I hear again that it is not possible for the Government to consider this, and that the horse has gone, or the boat has left—or whatever it is. This last weekend, the Prime Minister made a great act of statesmanship and, frankly, political courage, in which he took the incredibly difficult decision to cut spending on aid to protect our country and secure it for the future. The Prime Minister adopted a powerfully held position in the interests of the whole. I hope that we will, in the next few days and weeks, not rule out any route towards finding a solution to this problem, and that includes, as I said in my earlier speech, aspects tempered by ameliorative action on numbers.
It was a very impressive debate. I asked at the start whether it was about numbers; we can deal with that. If it is about ideology or firm places, we will have problems—but they will not necessarily be with me. That is not a threat; it is true that people will oppose that position. I hope that we are better than that.
I very much appreciated my noble friend Lady Finn’s powerful appeal to reason.
I thought that the noble Lord, Lord Grocott, might come back after dinner in a slightly more generous vein than before, so perhaps I can recommend him a better accompaniment to his food. The argument of “When you go, you go” is his view. As was aptly pointed out, if you are an MP, you can come back; our colleagues who are being excluded have only an exit door.
My noble friend Lord Hamilton of Epsom rightly pointed out that there are many younger, active hereditary Peers who do a great service to this House.

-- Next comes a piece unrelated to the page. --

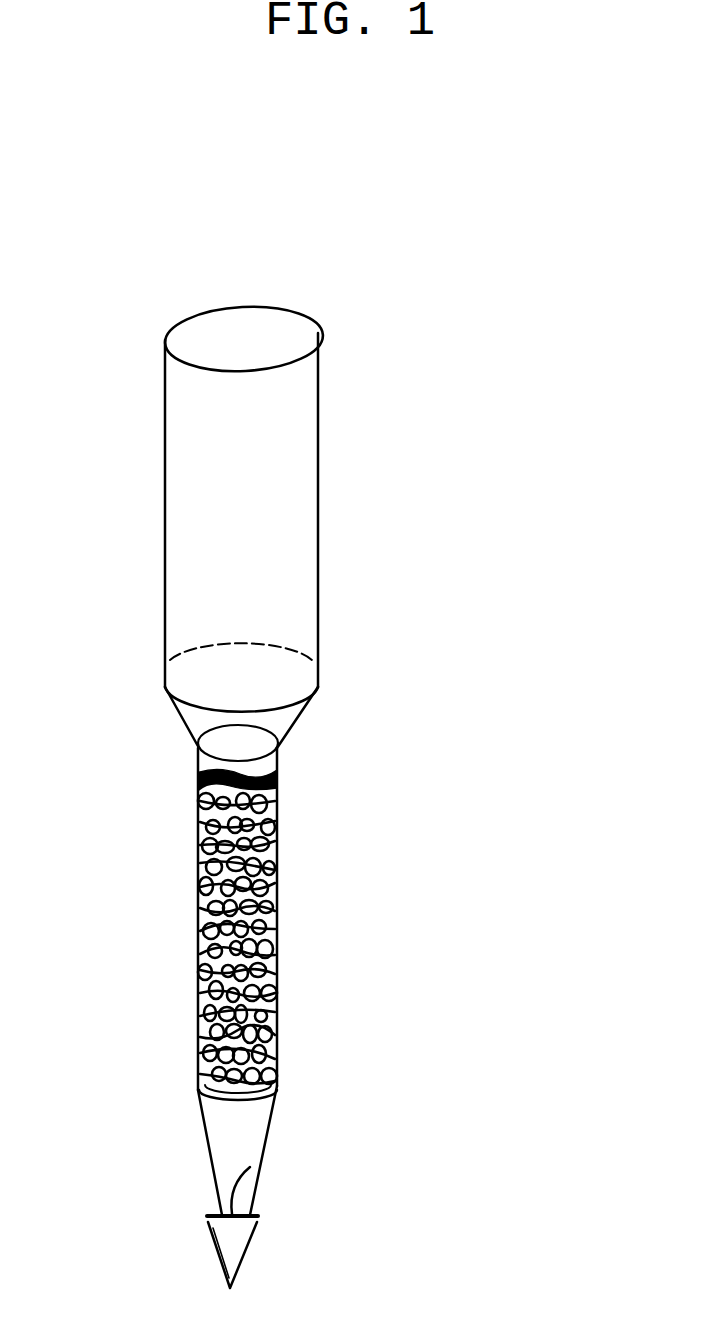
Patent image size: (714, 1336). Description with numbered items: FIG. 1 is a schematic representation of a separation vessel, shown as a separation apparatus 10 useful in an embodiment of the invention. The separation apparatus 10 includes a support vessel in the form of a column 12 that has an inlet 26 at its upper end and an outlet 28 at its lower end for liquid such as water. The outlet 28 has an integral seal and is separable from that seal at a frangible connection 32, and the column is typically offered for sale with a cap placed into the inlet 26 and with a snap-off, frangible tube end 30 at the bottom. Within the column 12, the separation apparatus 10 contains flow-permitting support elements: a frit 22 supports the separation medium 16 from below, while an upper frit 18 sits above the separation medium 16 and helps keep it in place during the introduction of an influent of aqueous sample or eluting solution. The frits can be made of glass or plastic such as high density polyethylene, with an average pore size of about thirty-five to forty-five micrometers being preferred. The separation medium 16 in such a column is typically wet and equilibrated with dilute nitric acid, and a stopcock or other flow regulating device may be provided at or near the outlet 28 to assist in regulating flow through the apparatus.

The noble Lord, Lord Newby, asked me two questions. He asked whether the Conservative Party was planning some exclusion. The fact is that the noble Lord is voting for exclusion, so he should not be too surprised that some other party might look at another group. I said that the Conservative Party never had—and, I hope, never would—go down that route. However, there are other parties on the block—there are other kids on the block—so if we make it, “Yes, you can come in and you can take out a group”, you could, for example, introduce 15-year term limits, which is very popular in the House. You could get rid of anybody who served for more than 15 years. We heard the noble Lord, Lord Grocott, say earlier that lots of people have been around here a long time. What would be the effect of that on composition? I would go. I do not know who else would go, but someone might pick up that plan and, looking at what was done in 2025, say, “No transition, no grandfather rights at all”. I am just warning that it could happen, and it might not be a party represented in this House that would want to do it.

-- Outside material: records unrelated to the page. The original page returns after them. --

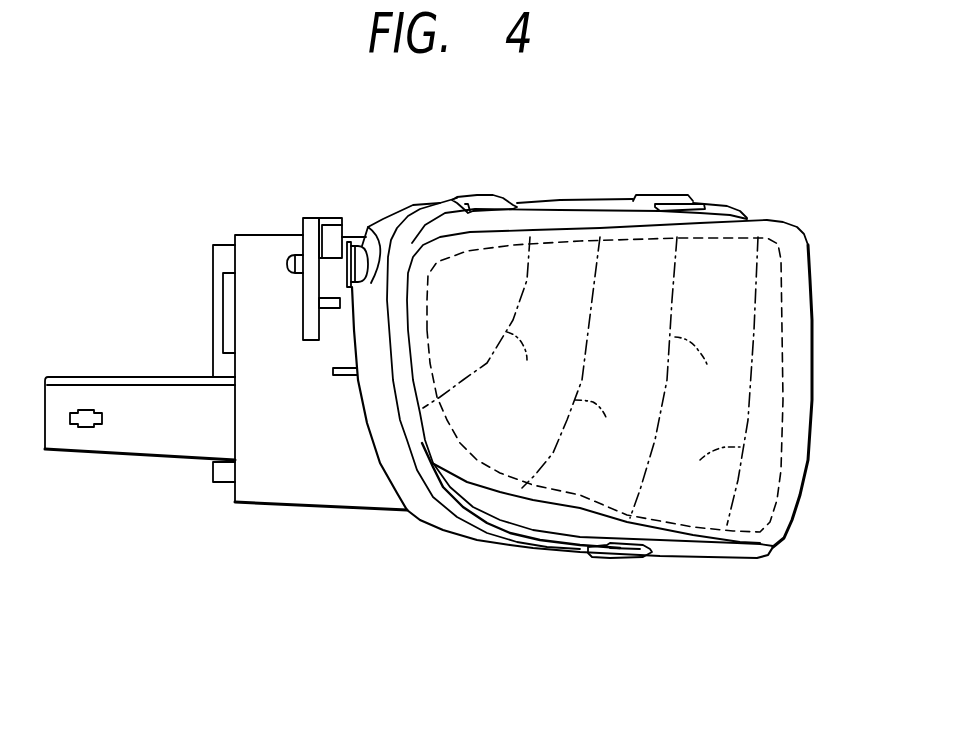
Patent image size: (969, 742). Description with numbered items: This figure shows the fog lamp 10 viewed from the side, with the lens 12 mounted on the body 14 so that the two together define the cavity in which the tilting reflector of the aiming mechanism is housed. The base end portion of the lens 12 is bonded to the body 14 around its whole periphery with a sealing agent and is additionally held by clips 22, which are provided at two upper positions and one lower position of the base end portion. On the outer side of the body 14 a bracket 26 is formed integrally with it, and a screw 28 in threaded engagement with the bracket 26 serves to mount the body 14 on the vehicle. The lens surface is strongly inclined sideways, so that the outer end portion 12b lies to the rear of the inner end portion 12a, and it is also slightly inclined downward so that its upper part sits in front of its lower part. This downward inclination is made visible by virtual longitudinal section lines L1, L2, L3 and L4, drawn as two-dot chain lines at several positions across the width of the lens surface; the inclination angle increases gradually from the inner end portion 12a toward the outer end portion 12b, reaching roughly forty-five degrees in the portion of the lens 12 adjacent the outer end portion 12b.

The fog lamp 10 is at (597, 168).
The lens 12 is at (812, 203).
The inner end portion 12a is at (795, 400).
The outer end portion 12b is at (438, 365).
The body 14 is at (375, 531).
The clips 22 is at (470, 200).
The bracket 26 is at (317, 217).
The screw 28 is at (377, 235).
The virtual longitudinal section line L1 is at (712, 472).
The virtual longitudinal section line L2 is at (701, 367).
The virtual longitudinal section line L3 is at (600, 427).
The virtual longitudinal section line L4 is at (527, 364).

Finally, I must refer to the great speech of my noble friend Lord Shinkwin. The Committee was absolutely silent listening to what he said, informed by his extraordinary life experience and courage, and the wisdom that has come from that. Some of us will have heard his words in different ways but, having heard what my noble friend said, surely we must show openness and inclusion to all our Members. Let us not rule out anything, even tonight; let us come back and consider the best way of solving this conundrum. I beg leave to withdraw my amendment.